This tutorial shows a simple example of using named
jit.matrix objects in a feedback loop. We'll use a matrix of random values to seed an iterative process (in this case, Conway's Game of Life).
The tutorial patch generates an initial matrix of randomized values with the
jit.noise object:
The
jit.noise object generates a Jitter matrix full of random values. The
dim,
planecount, and
type attributes of the object determine its output matrix (in this instance, we want an
80 x
60 cell matrix of one-plane char data). Our random cell values (which are initially in the range
0 -
255) are then set to true (
0) or false (
255) by the
jit.op object. The
> operator to
jit.op takes the value from the
number box (arriving at the right inlet of the object) and uses it as a comparison operator. If a cell value is below that value the cell's value is set to
0. Otherwise the cell is set to
255. Sending a
bang to
jit.noise will generate a new random matrix.
• Try changing the number box attached to the
jit.op object. Click the
button attached to the
jit.noise object to generate a new matrix each time. Notice how higher comparison values yield fewer white (
255) cells. The small
jit.pwindow below the
jit.op object shows you the random matrix. The one-plane matrix data is correctly interpreted by the
jit.pwindow object as grayscale video.
The quantized noise we've generated at the top of our patch goes from the
jit.op object into a
jit.matrix object with the
name of
cellular:
This
jit.matrix object, which receives
bang messages from a
metro object at the top of the patch, is connected to an object called
jit.conway, the output of which is hooked up to another
jit.matrix with the same
name (
cellular) as the first. The result of this is that the output of the
jit.conway object (whatever it does) is written into the
same matrix that its input came from, creating a feedback loop.
• Start the
metro object by clicking the
toggle box. The
jit.pwindow at the bottom of the patch will show you the output of the
jit.conway object.
If you want to start with a fresh random matrix, you can always copy a new matrix into the feedback loop by clicking the
button attached to the
jit.noise object. The matrix from the
jit.op object will go into our shared
cellular matrix and will be used in the feedback loop.
The
jit.conway object performs a very simple cellular automata algorithm called the 'Game of Life' on an input matrix. Developed by John Conway at Princeton University, the algorithm simulates cycles of organic survival in an environment with a finite food supply. The cells in the matrix are considered either alive (non-
0) or dead (
0). Each cell is compared with the cells surrounding it in space. If a live cell has two or three live neightbors, it stays alive. If it has more or less than that number, it dies (i.e. is set to
0). If a dead cell has exactly three live neighbors it becomes alive (i.e. is set to
255). It's that simple.
Every time the
jit.conway object receives an input matrix it performs one generation of the Game of Life on that matrix. Therefore, it makes sense to use the object inside of a feedback loop, so we can see multiple generations of the algorithm performed on the same initial set of data.

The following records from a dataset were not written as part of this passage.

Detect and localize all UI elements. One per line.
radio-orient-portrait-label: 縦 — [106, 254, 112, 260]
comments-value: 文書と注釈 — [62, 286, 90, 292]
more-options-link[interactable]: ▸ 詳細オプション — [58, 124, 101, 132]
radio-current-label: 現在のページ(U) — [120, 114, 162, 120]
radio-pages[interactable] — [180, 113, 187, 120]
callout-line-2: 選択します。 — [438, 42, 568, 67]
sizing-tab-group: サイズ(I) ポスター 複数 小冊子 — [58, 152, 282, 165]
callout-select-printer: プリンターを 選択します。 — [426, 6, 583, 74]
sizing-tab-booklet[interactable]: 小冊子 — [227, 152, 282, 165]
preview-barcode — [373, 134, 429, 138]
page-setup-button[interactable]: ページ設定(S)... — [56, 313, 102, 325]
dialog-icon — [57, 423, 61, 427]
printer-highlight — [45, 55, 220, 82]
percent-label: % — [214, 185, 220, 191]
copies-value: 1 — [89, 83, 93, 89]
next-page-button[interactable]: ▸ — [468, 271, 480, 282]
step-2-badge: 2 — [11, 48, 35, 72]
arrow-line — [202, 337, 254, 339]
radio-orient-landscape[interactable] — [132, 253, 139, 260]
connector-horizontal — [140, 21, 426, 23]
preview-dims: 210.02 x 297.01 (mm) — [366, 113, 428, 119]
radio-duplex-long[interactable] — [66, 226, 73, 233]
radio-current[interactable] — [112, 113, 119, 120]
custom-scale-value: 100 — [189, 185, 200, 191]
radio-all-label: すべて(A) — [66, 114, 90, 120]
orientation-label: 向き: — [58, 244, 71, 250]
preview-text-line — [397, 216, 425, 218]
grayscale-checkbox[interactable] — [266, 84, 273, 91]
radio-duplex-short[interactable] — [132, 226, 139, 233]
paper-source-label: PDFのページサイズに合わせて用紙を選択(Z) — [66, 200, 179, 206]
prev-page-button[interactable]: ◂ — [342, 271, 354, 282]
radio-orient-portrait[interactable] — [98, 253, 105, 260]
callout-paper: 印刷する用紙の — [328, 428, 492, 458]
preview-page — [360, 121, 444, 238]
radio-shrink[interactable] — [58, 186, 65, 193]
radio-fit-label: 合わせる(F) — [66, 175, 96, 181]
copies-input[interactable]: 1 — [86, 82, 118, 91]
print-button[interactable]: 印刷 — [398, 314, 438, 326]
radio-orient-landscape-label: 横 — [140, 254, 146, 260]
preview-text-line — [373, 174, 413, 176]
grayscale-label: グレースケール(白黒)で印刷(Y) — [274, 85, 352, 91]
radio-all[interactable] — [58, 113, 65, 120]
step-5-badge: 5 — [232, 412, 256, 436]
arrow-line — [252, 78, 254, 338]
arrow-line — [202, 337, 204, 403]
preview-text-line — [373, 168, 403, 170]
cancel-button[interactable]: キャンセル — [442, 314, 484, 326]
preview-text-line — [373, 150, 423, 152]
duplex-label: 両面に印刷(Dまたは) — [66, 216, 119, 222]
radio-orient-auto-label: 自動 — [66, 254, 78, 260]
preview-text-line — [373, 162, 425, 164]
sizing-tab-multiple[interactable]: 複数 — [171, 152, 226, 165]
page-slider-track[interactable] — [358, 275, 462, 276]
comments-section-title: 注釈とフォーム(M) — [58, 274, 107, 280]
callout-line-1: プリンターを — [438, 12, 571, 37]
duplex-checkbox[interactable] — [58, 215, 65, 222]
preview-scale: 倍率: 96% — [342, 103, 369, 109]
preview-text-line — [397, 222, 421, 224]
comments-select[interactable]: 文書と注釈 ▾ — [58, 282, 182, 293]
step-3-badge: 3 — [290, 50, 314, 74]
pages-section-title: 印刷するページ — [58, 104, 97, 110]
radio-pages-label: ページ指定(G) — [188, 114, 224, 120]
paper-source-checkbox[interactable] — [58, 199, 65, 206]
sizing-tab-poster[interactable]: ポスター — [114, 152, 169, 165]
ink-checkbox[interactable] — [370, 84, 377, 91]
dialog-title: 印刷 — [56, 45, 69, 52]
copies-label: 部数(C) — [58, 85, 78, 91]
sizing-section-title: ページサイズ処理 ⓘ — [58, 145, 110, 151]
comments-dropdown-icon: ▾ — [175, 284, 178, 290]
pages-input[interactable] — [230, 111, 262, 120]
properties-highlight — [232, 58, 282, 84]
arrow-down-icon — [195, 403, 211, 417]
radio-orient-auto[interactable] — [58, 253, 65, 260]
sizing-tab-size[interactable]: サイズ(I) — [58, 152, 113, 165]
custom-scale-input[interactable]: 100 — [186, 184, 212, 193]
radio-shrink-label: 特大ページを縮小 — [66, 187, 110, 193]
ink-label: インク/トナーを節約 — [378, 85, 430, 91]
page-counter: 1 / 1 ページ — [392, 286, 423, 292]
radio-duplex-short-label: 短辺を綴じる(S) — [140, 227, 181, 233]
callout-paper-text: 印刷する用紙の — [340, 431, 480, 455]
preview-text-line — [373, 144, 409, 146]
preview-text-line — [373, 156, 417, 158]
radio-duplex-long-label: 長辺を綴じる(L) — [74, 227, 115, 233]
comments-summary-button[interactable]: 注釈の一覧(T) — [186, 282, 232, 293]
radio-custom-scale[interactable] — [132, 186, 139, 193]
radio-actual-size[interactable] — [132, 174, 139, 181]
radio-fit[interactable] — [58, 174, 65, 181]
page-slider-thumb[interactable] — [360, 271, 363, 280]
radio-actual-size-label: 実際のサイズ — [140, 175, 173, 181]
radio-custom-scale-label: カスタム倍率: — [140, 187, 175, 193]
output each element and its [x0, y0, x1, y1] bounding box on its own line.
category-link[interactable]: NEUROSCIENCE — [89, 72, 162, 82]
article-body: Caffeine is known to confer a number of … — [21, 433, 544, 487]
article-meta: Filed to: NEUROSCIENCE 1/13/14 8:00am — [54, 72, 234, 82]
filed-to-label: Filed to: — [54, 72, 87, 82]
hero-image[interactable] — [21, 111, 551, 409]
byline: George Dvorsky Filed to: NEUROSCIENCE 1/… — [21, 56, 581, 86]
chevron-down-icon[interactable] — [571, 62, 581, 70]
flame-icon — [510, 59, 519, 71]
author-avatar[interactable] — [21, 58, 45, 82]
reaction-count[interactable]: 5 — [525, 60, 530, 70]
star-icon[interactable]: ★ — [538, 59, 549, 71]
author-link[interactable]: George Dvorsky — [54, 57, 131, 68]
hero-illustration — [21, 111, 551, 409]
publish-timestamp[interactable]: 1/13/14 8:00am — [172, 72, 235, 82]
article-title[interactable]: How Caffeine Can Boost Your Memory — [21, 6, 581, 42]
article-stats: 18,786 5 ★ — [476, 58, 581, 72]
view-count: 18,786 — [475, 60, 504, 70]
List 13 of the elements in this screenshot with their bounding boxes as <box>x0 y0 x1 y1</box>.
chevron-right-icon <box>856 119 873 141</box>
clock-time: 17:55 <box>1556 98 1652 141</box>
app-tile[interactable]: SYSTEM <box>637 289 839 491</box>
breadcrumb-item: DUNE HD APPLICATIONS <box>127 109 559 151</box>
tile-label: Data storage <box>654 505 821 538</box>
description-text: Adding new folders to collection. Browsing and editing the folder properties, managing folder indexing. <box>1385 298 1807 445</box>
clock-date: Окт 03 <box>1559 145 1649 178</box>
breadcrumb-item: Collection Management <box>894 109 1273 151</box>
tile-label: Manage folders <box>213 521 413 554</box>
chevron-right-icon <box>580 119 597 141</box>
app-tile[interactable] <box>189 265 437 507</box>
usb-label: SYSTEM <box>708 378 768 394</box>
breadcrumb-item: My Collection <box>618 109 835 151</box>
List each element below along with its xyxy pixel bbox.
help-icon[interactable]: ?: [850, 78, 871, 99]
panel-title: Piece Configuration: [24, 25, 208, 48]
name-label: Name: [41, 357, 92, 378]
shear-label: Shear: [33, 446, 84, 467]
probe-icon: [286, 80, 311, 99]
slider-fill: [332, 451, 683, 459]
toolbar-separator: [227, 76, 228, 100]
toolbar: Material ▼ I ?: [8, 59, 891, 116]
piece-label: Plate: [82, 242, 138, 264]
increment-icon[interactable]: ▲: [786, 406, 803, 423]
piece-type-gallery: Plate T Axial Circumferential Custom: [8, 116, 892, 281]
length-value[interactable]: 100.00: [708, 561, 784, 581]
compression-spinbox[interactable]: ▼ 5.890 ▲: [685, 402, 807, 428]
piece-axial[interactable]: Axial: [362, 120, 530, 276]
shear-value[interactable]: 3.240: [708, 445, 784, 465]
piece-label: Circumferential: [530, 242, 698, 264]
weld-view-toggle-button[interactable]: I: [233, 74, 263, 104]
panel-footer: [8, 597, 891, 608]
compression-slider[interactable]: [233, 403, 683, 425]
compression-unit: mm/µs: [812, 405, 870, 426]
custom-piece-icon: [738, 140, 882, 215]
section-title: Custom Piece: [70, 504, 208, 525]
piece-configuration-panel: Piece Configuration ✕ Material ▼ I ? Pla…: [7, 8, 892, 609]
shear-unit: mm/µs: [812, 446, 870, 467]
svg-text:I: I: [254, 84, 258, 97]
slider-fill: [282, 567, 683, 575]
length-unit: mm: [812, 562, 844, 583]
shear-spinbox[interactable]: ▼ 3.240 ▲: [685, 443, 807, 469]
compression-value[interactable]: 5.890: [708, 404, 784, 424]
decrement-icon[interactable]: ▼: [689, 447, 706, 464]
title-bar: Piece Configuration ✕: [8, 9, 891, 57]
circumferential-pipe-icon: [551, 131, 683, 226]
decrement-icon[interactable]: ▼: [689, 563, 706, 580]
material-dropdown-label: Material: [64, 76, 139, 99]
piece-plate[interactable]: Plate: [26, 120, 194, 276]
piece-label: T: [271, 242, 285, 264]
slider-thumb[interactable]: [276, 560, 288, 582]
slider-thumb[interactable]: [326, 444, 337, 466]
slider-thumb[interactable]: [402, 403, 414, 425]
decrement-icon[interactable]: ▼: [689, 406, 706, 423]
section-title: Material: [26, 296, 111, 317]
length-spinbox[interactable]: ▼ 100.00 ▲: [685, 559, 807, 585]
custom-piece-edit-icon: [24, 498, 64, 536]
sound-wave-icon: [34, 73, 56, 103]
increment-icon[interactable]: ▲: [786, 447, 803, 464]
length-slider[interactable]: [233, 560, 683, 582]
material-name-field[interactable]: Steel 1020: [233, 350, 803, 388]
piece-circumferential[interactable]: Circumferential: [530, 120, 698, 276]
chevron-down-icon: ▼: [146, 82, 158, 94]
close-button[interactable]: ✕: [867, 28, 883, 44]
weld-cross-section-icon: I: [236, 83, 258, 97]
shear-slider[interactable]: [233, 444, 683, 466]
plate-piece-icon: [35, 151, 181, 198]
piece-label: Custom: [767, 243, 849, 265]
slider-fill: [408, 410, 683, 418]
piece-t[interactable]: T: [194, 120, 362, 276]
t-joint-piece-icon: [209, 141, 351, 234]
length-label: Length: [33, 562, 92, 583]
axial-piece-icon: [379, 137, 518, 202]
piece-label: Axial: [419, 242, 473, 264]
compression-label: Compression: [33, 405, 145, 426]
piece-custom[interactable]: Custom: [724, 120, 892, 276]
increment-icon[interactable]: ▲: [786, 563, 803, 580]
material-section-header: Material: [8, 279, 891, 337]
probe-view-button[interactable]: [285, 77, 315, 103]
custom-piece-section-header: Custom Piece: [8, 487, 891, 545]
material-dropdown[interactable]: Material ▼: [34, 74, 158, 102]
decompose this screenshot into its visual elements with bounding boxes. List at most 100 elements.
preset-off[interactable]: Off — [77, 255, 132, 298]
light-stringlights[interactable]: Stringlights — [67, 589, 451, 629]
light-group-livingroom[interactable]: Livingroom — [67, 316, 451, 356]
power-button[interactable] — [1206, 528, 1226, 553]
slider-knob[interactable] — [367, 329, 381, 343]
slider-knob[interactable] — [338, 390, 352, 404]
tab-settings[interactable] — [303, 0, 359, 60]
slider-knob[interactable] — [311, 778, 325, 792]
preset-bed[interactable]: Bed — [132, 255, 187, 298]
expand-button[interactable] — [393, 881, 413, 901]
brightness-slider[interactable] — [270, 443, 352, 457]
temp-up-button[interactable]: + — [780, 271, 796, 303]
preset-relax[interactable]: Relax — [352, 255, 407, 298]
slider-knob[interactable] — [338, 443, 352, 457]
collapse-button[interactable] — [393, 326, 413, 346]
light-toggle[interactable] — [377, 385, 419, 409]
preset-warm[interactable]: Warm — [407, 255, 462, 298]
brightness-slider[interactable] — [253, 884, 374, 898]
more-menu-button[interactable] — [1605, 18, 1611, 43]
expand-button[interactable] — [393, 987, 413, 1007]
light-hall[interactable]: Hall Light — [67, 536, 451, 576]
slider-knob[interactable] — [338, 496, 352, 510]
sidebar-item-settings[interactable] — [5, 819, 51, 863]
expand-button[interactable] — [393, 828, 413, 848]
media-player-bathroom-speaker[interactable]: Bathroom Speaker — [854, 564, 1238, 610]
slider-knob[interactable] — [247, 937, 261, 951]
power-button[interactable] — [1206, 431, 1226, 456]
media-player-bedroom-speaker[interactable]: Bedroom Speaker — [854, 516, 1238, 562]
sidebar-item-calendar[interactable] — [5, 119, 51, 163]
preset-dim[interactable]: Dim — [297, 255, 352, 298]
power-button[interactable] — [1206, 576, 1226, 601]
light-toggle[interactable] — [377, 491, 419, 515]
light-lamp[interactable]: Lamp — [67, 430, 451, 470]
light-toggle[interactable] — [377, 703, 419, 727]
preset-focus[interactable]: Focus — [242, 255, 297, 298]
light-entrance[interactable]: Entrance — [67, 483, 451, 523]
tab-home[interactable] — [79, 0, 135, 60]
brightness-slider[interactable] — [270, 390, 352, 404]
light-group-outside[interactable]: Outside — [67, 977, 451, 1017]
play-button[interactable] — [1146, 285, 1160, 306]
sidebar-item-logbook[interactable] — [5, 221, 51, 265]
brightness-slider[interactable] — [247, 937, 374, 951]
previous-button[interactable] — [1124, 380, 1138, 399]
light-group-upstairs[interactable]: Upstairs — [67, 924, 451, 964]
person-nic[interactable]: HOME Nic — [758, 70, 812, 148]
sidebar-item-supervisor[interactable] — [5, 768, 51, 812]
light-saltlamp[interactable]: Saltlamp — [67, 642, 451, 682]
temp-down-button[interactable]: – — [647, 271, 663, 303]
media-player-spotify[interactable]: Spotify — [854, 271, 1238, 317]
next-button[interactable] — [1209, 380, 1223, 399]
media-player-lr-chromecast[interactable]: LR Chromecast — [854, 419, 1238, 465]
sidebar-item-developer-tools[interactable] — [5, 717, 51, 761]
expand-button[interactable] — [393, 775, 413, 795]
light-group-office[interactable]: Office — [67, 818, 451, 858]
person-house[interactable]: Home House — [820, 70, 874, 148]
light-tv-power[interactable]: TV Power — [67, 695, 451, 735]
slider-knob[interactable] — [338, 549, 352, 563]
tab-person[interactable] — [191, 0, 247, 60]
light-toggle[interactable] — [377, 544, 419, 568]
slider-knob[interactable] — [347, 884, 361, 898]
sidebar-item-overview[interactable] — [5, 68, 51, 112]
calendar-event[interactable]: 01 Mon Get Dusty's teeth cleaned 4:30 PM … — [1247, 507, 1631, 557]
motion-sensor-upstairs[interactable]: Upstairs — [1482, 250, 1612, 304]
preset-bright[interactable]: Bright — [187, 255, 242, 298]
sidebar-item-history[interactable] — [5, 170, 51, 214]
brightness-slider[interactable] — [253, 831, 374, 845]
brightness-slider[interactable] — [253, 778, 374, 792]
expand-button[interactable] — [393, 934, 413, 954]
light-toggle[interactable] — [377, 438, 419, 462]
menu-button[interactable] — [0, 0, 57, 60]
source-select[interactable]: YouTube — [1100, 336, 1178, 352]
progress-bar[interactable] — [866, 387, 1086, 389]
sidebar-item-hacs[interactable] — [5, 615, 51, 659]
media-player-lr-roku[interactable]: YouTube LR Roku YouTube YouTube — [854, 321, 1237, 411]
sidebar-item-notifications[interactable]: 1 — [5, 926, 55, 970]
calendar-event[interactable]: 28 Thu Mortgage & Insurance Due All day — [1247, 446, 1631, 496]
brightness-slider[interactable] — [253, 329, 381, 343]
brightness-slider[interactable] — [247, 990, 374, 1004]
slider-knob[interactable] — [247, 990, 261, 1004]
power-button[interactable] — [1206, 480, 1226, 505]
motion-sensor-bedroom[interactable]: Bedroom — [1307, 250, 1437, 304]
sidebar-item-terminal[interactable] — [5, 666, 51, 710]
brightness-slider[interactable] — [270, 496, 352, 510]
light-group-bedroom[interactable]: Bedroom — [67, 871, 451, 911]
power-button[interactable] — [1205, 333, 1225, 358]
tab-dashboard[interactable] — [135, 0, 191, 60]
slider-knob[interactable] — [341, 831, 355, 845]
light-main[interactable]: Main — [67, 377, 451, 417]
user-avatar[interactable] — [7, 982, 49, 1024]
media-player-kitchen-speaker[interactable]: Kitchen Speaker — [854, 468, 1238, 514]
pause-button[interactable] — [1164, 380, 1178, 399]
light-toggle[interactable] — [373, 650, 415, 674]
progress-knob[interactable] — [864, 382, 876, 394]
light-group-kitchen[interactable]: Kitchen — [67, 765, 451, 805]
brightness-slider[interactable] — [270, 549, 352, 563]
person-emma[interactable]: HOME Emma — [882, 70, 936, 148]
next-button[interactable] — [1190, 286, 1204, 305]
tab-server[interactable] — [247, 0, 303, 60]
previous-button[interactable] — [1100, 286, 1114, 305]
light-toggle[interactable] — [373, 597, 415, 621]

For example, the initial random matrix:
Some random matrix values
Generates the following matrices in the first four iterations through the
jit.conway object:
The first four generations of the Game of Life performed on the dataset above
After seeding the feedback loop with a random matrix, you can turn on the
metro object and watch the algorithm run! The Game of Life is designed in such a way that the matrix will eventually stabilize to either a group of self-oscillating cell units or an empty matrix (a dead world). In either case you can just
bang in a new set of numbers and start all over again.
You can use the
name attribute of the
jit.matrix object to create feedback loops in your Jitter processing. By using two
jit.matrix objects with the same
name at either end of an object chain, you create a patch where the output of the chain gets written to the same Jitter matrix as the input comes from. The
jit.noise object generates matrices of random numbers of any
type,
dim, or
planecount. The
jit.conway object, which works best within such a feedback loop, performs simple cellular automatation on an input matrix.